Monday 25th February


Arrival in Andenes – the campaign begins!


Weather Outlook: Lee cyclone/polar low west of Spitsbergen looks set to move SW

Flight plan for tomorrow: Fly over the cyclone, land at Longyearbyen (Spitsbergen) to re-fuel, then fly in the lee of Spitsbergen to sample the lee effects




Leaving my house at 5am this morning I was wondering what had possessed me to fly so early from Heathrow.  The reason of course was that it takes so long to get up to Andenes that if you don’t leave early then you end up spending the night in Tromsø or Bodø.  Twelve hours, four airports and three flights later I arrived in snowy and windy Andenes.  With each flight the aeroplane and airport got progressively smaller, until we arrived in the darkness to a small wooden building where you had to pick your luggage straight off the trolleys that they use to transport it from the plane to the terminal building.  Jon Egill (who is in charge of the campaign) and Gunnar (a forecaster at Tromsø) and I were met by Gudmund (the project secretary) and Christian (the PR guy) who was busy snapping photos of the project leader’s arrival.  Happily for us, the 2-man TV documentary crew who had gone to the military airport to meet our research aircraft, the DLR Falcon, so we avoided being filmed until the briefing meeting in the evening.  The Falcon was supposed to have arrived a few hours before us, but was forced to divert and land at a nearby airport due to the closure of Andenes airport earlier in the day because of ice on the runway.

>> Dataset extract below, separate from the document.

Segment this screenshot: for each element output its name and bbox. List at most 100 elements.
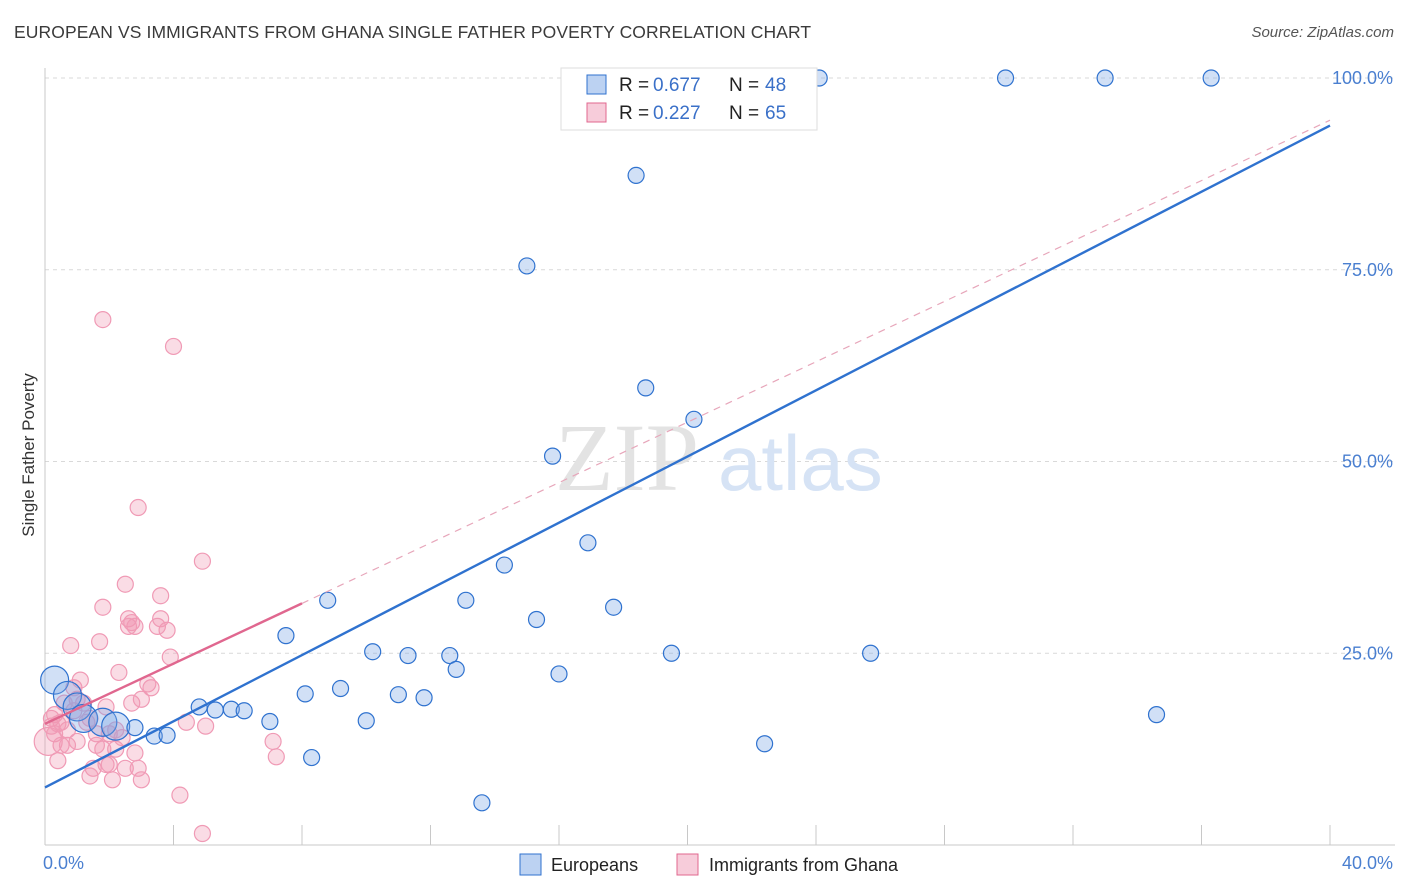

After arriving we went to the dining room for a traditional Norwegian meal – a kind of mashed potato with vegetables and mutton mixed in, accompanied by a flatbread.  A briefing meeting then followed, with Gunnar giving us the weather forecast for the next day and Idar and the others outlining the proposed flight.  I was asked to show the sensitive area predictions (non-metos, you can keep reading, I’m going to explain this!), which in this case show you where you should make additional observations of the atmosphere to put into your forecast model to improve the 12-36hr weather forecast for Norway.  Everyone was encouraged by the fact that this sensitive region was over the low pressure system, which is where they wanted to fly tomorrow.  The outcome of the meeting was a decision to re-convene at 7:30am tomorrow to produce a flight plan.  This will enable us to have a look at the most recent forecasts and satellite data to see where the low pressure system has moved to – these systems are not well predicted which is part of the reason for this field campaign.